• Key point. Parsonages are exempt from property taxation in some states.
* New York’s highest court ruled that four parsonages owned by a church were all exempt from property tax since they were occupied by “officiating clergy” employed by the church. New York law exempts from property tax “property owned by a religious corporation while actually used by the officiating clergymen thereof for residential purposes shall be exempt from taxation.” A church owned four residences, each of which was occupied by an assistant pastor. A local tax assessor refused to exempt these properties from tax on the ground that the term “officiating clergyman” should be construed to mean the “spiritual and settled leader” of a church. The church appealed.

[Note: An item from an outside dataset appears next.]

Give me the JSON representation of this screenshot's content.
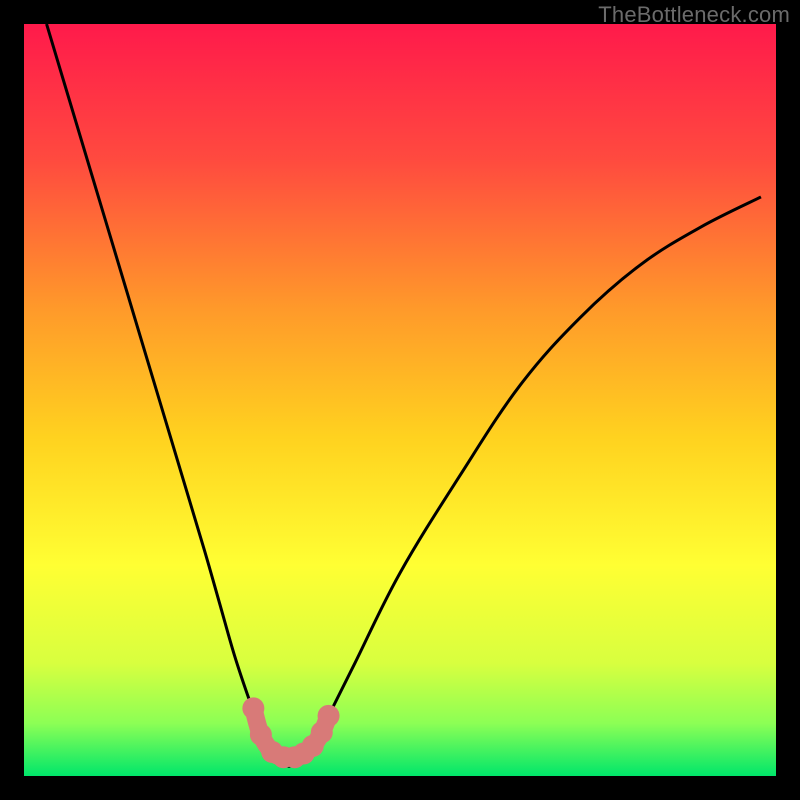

The New York Court of Appeals (the highest state court) noted that the city was claiming that there is only one officiating clergyman per congregation—the minister who “has ultimate supervisory authority over the other clergy,” and that in the city’s view an “assistant pastor,” by virtue of title alone, can rarely constitute officiating clergy within the meaning of the statute.
The court “declined to read the statute so narrowly.” It conceded that “officiating clergymen” does not mean all clergymen. But “neither does it mean only one clergy person who presides over subordinates. Rather, we construe officiating as looking outward to a cleric’s relationship with his or her congregation, and not to the hierarchical structure of the various clergy persons. Thus, a full-time, ordained member of the clergy who presides over an established church’s ecclesiastical services and ceremonies, conducts weddings and funerals, and administers the sacraments of the church—in short, one who officiates—is entitled to the statutory tax exemption.”
The court concluded that the church “is entitled to a parsonage exemption for each of the four properties.” It “declined to hold that the mere designation of one of the pastors here as the ‘Senior Pastor’ means that as a matter of law he and he alone is the officiating clergy. All of the pastors, including those living at the residences in question, were ordained and held no outside employment. All took part in church services and shared in the preaching. All provided marital counseling, officiated at marriages and funerals, and administered the sacraments recognized by the church. They also ministered to the youth of the church and took part in outreach to the homeless. Indeed, the pastors ministered to at least 2,000 people weekly. Because the pastors’ salaries are low, [the church] provides them with housing, located near the church. We thus reject the city’s argument that the residents in question are not officiating clergy.” Word of Life Ministries v. Nassau County, 787 N.Y.S.2d 705 (N.Y. 2004).